Finda a temporada de actriz pornográfica, virou o cu para a lua, a qual prontamente a encavou com a sorte, e encetou uma nova vida de escritora de velhacarias. Cito de memória as suas palavras: “escrevo sobre pichas grandes, um género maior”. Aglutina, ao mesmo tempo, desejo e ficção.

Certo dia amei uma mulher — vejam lá ao tempo que isso foi, eu que carambolo qual bola despojada de livre-arbítrio entre a poesia e as pernas escancaradas mais à mão — e disse-lhe, sacando de uma prosa ensaiada de véspera: “É para foder ou é para conduzir burocraticamente a conversa nas calminhas até às raias do tédio?”
Respondeu-me no idioma do enfado e a picha murchou como uma rosa reformada. Os chapadões e os insultos vieram depois. E a mais não aspiro, que sempre fui humilde.

Nesse tempo, a minha vida era fazer tempo até ao jantar, com breves pausas para coçar os tomates, a fim de despertar a coragem que, reza a lenda, se acoita em tão misteriosos feijões, mas não tão misteriosos que nos levem ao reino do gigante.

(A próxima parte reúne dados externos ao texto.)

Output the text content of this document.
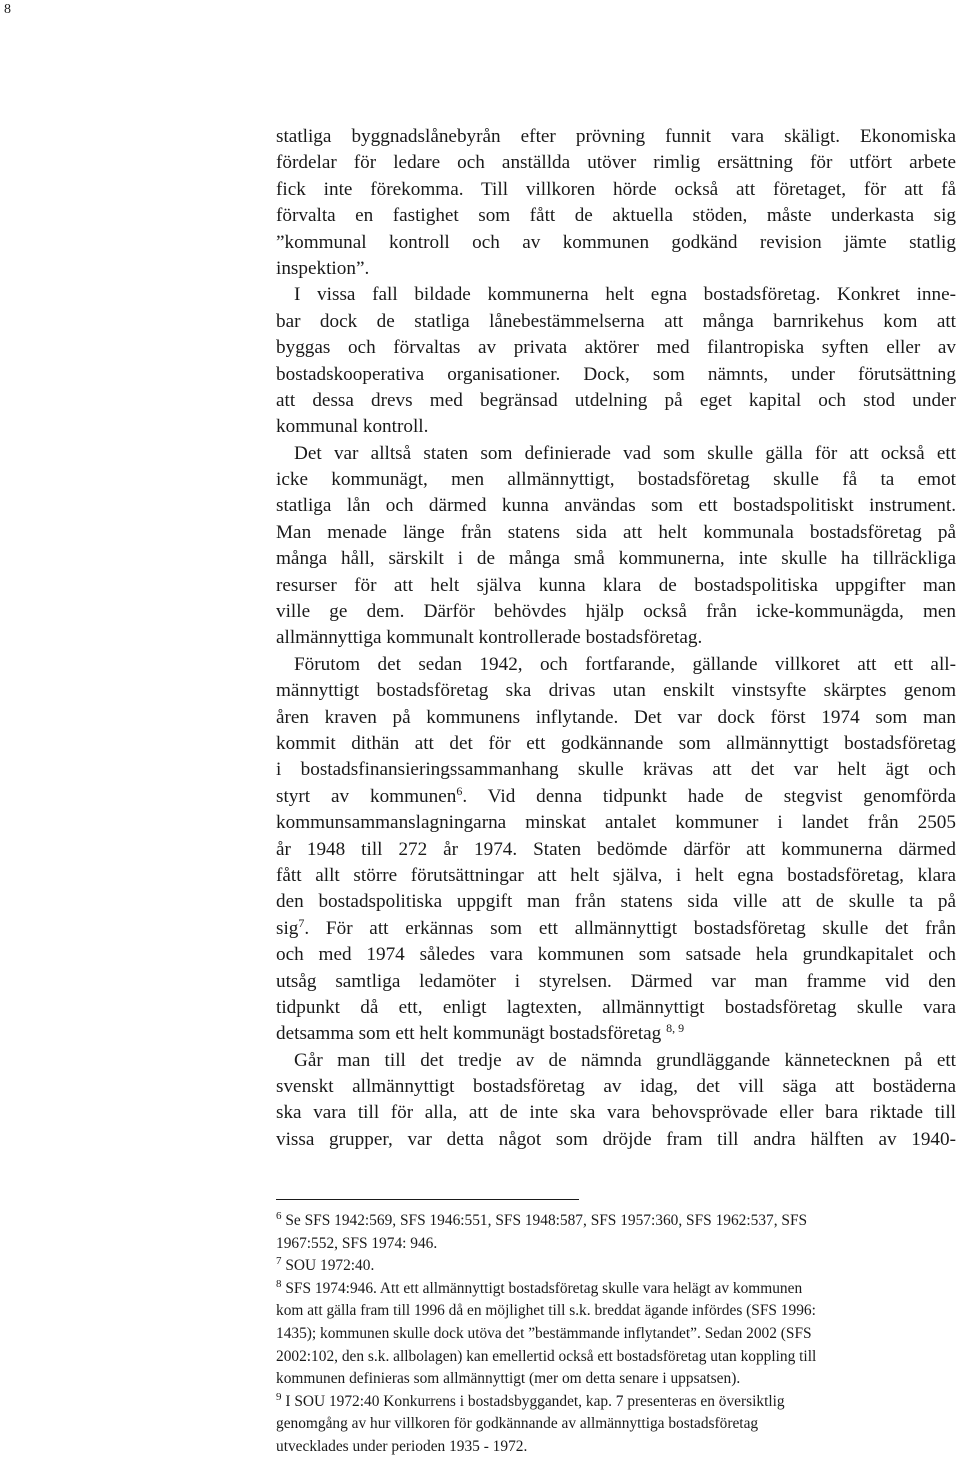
8
statliga byggnadslånebyrån efter prövning funnit vara skäligt. Ekonomiska
fördelar för ledare och anställda utöver rimlig ersättning för utfört arbete
fick inte förekomma. Till villkoren hörde också att företaget, för att få
förvalta en fastighet som fått de aktuella stöden, måste underkasta sig
”kommunal kontroll och av kommunen godkänd revision jämte statlig
inspektion”.
I vissa fall bildade kommunerna helt egna bostadsföretag. Konkret inne-
bar dock de statliga lånebestämmelserna att många barnrikehus kom att
byggas och förvaltas av privata aktörer med filantropiska syften eller av
bostadskooperativa organisationer. Dock, som nämnts, under förutsättning
att dessa drevs med begränsad utdelning på eget kapital och stod under
kommunal kontroll.
Det var alltså staten som definierade vad som skulle gälla för att också ett
icke kommunägt, men allmännyttigt, bostadsföretag skulle få ta emot
statliga lån och därmed kunna användas som ett bostadspolitiskt instrument.
Man menade länge från statens sida att helt kommunala bostadsföretag på
många håll, särskilt i de många små kommunerna, inte skulle ha tillräckliga
resurser för att helt själva kunna klara de bostadspolitiska uppgifter man
ville ge dem. Därför behövdes hjälp också från icke-kommunägda, men
allmännyttiga kommunalt kontrollerade bostadsföretag.
Förutom det sedan 1942, och fortfarande, gällande villkoret att ett all-
männyttigt bostadsföretag ska drivas utan enskilt vinstsyfte skärptes genom
åren kraven på kommunens inflytande. Det var dock först 1974 som man
kommit dithän att det för ett godkännande som allmännyttigt bostadsföretag
i bostadsfinansieringssammanhang skulle krävas att det var helt ägt och
styrt av kommunen$^6$. Vid denna tidpunkt hade de stegvist genomförda
kommunsammanslagningarna minskat antalet kommuner i landet från 2505
år 1948 till 272 år 1974. Staten bedömde därför att kommunerna därmed
fått allt större förutsättningar att helt själva, i helt egna bostadsföretag, klara
den bostadspolitiska uppgift man från statens sida ville att de skulle ta på
sig$^7$. För att erkännas som ett allmännyttigt bostadsföretag skulle det från
och med 1974 således vara kommunen som satsade hela grundkapitalet och
utsåg samtliga ledamöter i styrelsen. Därmed var man framme vid den
tidpunkt då ett, enligt lagtexten, allmännyttigt bostadsföretag skulle vara
detsamma som ett helt kommunägt bostadsföretag $^{8, 9}$
Går man till det tredje av de nämnda grundläggande kännetecknen på ett
svenskt allmännyttigt bostadsföretag av idag, det vill säga att bostäderna
ska vara till för alla, att de inte ska vara behovsprövade eller bara riktade till
vissa grupper, var detta något som dröjde fram till andra hälften av 1940-
$^6$ Se SFS 1942:569, SFS 1946:551, SFS 1948:587, SFS 1957:360, SFS 1962:537, SFS
1967:552, SFS 1974: 946.
$^7$ SOU 1972:40.
$^8$ SFS 1974:946. Att ett allmännyttigt bostadsföretag skulle vara helägt av kommunen
kom att gälla fram till 1996 då en möjlighet till s.k. breddat ägande infördes (SFS 1996:
1435); kommunen skulle dock utöva det ”bestämmande inflytandet”. Sedan 2002 (SFS
2002:102, den s.k. allbolagen) kan emellertid också ett bostadsföretag utan koppling till
kommunen definieras som allmännyttigt (mer om detta senare i uppsatsen).
$^9$ I SOU 1972:40 Konkurrens i bostadsbyggandet, kap. 7 presenteras en översiktlig
genomgång av hur villkoren för godkännande av allmännyttiga bostadsföretag
utvecklades under perioden 1935 - 1972.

Sara, a qual se fazia difícil, consentia que eu fosse lá escarafunchar às sextas-feiras e aos domingos. E lá tinha eu de me esfalfar no trabalho, chupar pichas em todos os departamentos, desde colegas a chefes, passando por desconhecidos (não queria ser malvisto) com o fito de me trocarem as folgas. Não recomendo a inexperientes. A mim não me custou por aí além: só sou vertical fora do horário de trabalho, é aí que guardo dois ou três quartos de hora para mudar o mundo — e tanta é a diferença que faz.

É incrível como poetas e filósofos, gente que faz as vezes dos comprimidos que visam combater as insónias, nunca se tenham debruçado sobre o seguinte: as conversas outrora desérticas frutificam à volta de um par de mamas — que volta e meia não vale grande chavelho. O homem transcende-se ao rés de um par de mamas.

O mundo, a desgraça do costume. Os políticos estão ao corrente da situação e prometeram não mexer uma palha. Até ver estão a cumprir.

Anúncio de emprego. Procura-se poeta com mais de um olho, preferencialmente três, já que estamos fartos de ver o que os outros vêem. Precisamos de uma visão inédita. Não entrem em contacto connosco se não tiverem atingido pelo menos 3 vezes o nirvana nos últimos seis meses. Ordenado um nadinha acima do limiar da pobreza, dado que o dinheiro não importa aos iluminados.

Chegou-me aos ouvidos que há uma foto onde deus amamenta uma hiena. Não sei como me pronunciar sobre isto. Aliás, sugeriram-me o silêncio, como sempre acontece nas democracias adultas — essa universidade de mimos que põe no mercado de trabalho pedreiros versados na construção de paredes invisíveis.

No sarau de poesia, digo poemas de Herberto Helder, mas a pensar no jantar.

O homem é como a psoríase. Dá-se-lhes a mão e eles querem logo o braço.

Não gosto de me masturbar ao som das músicas da moda. É tudo muito plástico, assaz passageiro. Prefiro masturbar-me com música clássica e cultivar o meu pau.

E por fim, os meus colhões, disfarçados de carapaus de corrida, partiram à aventura pelos mares jamais vindimados de Homero em busca de terras onde a coragem possa ser posta em prática.